The basic building block of a GPU is a compute unit (CU), also known as streaming multiprocessor (SM) on NVIDIA GPUs. The thread blocks making up a grid are scheduled for execution on CUs. Each block is assigned to an individual CU, and a CU can accommodate several blocks. Depending on their resource usage up to thousands of threads can reside on a CU.

CUs contain an array of processing elements, referred to as vector ALU (VALU), that execute the actual instructions of the threads according to the SIMT model, together with the necessary registers and caches.
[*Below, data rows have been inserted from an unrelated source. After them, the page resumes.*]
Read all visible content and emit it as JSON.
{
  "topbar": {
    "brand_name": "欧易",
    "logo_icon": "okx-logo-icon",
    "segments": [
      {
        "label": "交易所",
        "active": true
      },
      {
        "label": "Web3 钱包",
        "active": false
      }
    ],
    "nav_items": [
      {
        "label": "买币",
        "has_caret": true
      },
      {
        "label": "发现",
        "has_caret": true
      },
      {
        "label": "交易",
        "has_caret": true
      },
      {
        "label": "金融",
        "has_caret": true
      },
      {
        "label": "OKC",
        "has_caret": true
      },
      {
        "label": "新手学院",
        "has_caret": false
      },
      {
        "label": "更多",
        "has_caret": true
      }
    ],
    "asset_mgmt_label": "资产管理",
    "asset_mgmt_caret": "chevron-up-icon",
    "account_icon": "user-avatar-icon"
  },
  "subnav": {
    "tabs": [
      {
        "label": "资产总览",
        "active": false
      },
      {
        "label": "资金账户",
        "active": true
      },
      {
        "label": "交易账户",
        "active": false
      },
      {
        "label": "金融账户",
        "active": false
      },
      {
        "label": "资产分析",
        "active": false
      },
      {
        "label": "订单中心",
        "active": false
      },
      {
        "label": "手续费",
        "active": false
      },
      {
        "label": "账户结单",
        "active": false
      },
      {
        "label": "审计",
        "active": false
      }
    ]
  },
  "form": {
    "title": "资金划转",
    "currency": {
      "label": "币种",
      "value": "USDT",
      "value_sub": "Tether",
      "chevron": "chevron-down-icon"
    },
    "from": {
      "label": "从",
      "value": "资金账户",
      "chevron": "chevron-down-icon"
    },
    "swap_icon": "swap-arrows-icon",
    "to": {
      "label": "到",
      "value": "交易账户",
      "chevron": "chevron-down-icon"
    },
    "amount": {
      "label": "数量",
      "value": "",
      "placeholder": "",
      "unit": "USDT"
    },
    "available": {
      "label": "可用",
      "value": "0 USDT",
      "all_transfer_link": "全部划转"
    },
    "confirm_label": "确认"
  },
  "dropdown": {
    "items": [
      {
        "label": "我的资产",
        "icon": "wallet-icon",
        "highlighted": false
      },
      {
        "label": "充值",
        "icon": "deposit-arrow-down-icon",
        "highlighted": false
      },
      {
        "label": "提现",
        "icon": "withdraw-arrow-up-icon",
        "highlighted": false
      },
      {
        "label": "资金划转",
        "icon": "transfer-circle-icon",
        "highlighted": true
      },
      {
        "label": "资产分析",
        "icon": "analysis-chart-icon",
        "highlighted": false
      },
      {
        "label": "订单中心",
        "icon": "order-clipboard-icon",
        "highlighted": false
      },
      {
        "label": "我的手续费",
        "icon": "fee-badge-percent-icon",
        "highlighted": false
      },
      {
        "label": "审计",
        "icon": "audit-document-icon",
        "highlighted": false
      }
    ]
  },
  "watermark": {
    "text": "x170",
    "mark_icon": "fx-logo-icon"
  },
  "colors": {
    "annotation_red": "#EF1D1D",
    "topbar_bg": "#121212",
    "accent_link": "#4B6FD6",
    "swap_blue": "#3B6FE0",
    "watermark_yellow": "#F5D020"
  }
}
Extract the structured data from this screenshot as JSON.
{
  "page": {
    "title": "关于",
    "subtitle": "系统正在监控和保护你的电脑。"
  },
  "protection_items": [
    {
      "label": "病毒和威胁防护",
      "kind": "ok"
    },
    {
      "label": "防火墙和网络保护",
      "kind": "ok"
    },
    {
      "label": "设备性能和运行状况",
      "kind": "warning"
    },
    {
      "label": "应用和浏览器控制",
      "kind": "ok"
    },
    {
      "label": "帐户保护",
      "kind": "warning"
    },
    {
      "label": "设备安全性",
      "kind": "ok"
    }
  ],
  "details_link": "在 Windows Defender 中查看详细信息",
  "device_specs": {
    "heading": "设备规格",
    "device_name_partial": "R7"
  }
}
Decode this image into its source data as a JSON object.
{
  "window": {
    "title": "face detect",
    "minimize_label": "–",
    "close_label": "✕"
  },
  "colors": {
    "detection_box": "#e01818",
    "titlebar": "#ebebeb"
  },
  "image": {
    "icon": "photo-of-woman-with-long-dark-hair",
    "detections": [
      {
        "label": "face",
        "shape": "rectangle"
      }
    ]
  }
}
The threads are executed in groupings called warps. The amount of threads making up a warp is architecture dependent. On AMD GPUs the warp size is commonly 64 threads, except in RDNA architectures which can utilize a warp size of 32 or 64 respectively. The warp size of supported AMD GPUs is listed in the Accelerator and GPU hardware specifications. NVIDIA GPUs have a warp size of 32.

In contrast to CPUs, GPUs generally do not employ complex cache structures or control logic, like branch prediction or out-of-order execution, but instead rely on massive hardware multithreading to hide latency.

Context switching between warps residing on a CU incurs no overhead, as the context for the warps is stored on the CU and does not need to be fetched from memory. If there are not enough free registers to accommodate all warps of a block, the block can not be scheduled to that CU and it has to wait until other blocks finish execution.

The amount of warps that can reside concurrently on a CU, known as occupancy, is determined by the warp’s resource usage of registers and shared memory.

Fig. 8 An AMD Graphics Core Next (GCN) CU. The CDNA and RDNA CUs are based on variations of the GCN CU.

On AMD GCN GPUs the basic structure of a CU is:

four Single Instruction Multiple Data units (SIMDs)
a vector cache
a local data share
and a scalar unit
SIMD

A SIMD consists of a VALU, that executes the instruction of a warp, together with a register file, that provides the registers warps.

The size of the warp is inherently related to the width of the vector ALU of the SIMD. On GCN compute units the width of the VALU is 16, so a warp can be issued to a SIMD every 4 cycles. Since a CU has 4 SIMDs it issues one warp per cycle. The instructions of a warp are effectively executed in lock-step.

A SIMD always executes the same instruction for the whole VALU. If the control flow of a warp diverges, the performance is decreased, as the results for the threads that do not participate in that branch have to be masked out, and the instructions of the other branch have to be executed in the same way. The best performance can therefore be achieved when thread divergence is kept to a warp level, i.e. when all threads in a warp take the same execution path.

Vector Cache

The usage of cache on a GPU differs from that on a CPU, as there is less cache available per thread. Its main purpose is to coalesce memory accesses of the warps in order to reduce the amount of accesses to device memory, and make that memory available for other warps that currently reside on the compute unit, that also need to load those values.

Local Data Share

The local data share is memory that is accessible to all threads within a block. Its latency and bandwidth is comparable to that of the vector cache. It can be used to share memory between the threads in a block, or as a software managed cache.

Scalar Unit

The scalar unit performs instructions that are uniform within a warp. It thereby improves efficiency and reduces the pressure on the vector ALUs and the vector register file.